Key questions include: How can we discover, classify, and catalog unstructured data? Which users have access to sensitive data within unstructured datasets? What measures can prevent the exposure of sensitive information? Is the data relevant, current, and free from duplicates? Which policies and regulations are applicable to unstructured data? How do we trace the provenance of data from unstructured data systems to GenAI models and endpoints?
Join Jack Berkowitz, (Chief Data Officer, Securiti) and Ankur Gupta (Director of Product Marketing, Securiti) as they explore how CDOs can adopt a comprehensive approach to unstructured data management, safely unlocking its potential and effectively operationalizing GenAI.
Key Takeaways:
-
The rise of unstructured data in the GenAI era
-
Challenges faced by CDOs in governing unstructured data
-
New governance capabilities required to harness unstructured data for GenAI applications
Speakers
Post-event summary
The webinar titled “Navigating Unstructured Data: A CDO’s Roadmap to GenAI Success,” hosted by EDM Council and Securiti, focused on the challenges and strategies for managing unstructured data in the context of generative AI. Panelists included industry experts:
- Jack Berkowitz, CDO, Securiti
- Ankur Gupta, Director of Product Marketing, Securiti
- Moderator: Jim Halcomb, Head of Product Management, EDM Council
The speakers emphasized the importance of discovering, classifying, and governing unstructured data. They highlighted that unstructured data, which includes files, emails, and transcripts, makes up approximately 90% of organizational data and poses significant challenges for data management and AI implementation.

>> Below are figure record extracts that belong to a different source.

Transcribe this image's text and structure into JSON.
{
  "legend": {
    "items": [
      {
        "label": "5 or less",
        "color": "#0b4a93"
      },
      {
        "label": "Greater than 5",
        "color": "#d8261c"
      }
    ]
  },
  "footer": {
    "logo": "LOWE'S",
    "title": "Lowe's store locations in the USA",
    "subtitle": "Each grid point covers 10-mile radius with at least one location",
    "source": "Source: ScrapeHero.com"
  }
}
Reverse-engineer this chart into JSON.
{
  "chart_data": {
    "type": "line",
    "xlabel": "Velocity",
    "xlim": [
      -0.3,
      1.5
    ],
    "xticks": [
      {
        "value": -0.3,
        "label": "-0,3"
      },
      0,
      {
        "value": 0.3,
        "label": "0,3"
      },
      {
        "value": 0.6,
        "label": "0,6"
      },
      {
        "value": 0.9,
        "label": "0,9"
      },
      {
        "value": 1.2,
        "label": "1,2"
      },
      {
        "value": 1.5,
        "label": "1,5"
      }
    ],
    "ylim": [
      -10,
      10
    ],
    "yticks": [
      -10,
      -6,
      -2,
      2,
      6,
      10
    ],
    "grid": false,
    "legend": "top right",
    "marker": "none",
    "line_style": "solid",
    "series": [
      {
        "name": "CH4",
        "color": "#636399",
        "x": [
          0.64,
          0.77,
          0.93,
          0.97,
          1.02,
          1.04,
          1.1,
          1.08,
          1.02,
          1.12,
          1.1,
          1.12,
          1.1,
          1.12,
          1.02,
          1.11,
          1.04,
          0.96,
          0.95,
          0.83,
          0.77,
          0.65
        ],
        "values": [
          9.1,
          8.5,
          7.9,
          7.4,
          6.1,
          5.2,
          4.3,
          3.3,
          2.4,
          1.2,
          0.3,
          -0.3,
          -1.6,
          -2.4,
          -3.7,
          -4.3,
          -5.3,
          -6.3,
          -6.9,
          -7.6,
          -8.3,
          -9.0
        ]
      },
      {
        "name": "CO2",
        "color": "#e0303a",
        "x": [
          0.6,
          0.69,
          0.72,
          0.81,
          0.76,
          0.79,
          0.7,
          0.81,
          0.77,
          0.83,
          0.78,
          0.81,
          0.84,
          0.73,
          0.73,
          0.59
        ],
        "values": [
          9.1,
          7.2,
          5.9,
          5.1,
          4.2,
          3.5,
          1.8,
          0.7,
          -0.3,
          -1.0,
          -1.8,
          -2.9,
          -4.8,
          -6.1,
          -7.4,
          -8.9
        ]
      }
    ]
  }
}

The speakers discussed various advanced capabilities required for handling unstructured data, such as natural language processing and machine learning. They stressed the need for effective data discovery, cataloging, classification, and curation to ensure the data’s relevance and accuracy. Jack noted, “Our job is to keep data flowing. What we find with the data command graph is it allows people to understand it in context so that they have the confidence to keep data moving.” This quote underscores the critical balance between data accessibility and security.
The webinar also addressed the risks associated with data leakage and the importance of maintaining data entitlements to prevent unauthorized access. The speakers introduced the concept of retrieval augmented generation (RAG) to enhance the contextual relevance of AI models using unstructured data. They highlighted the role of a data command graph in ensuring proper data lineage, security, and governance.
In conclusion, the webinar provided valuable insights into the complexities of managing unstructured data and the necessary steps for leveraging it effectively in AI applications. The emphasis on collaboration between privacy, security, and data teams was deemed essential for building a robust unstructured data governance program.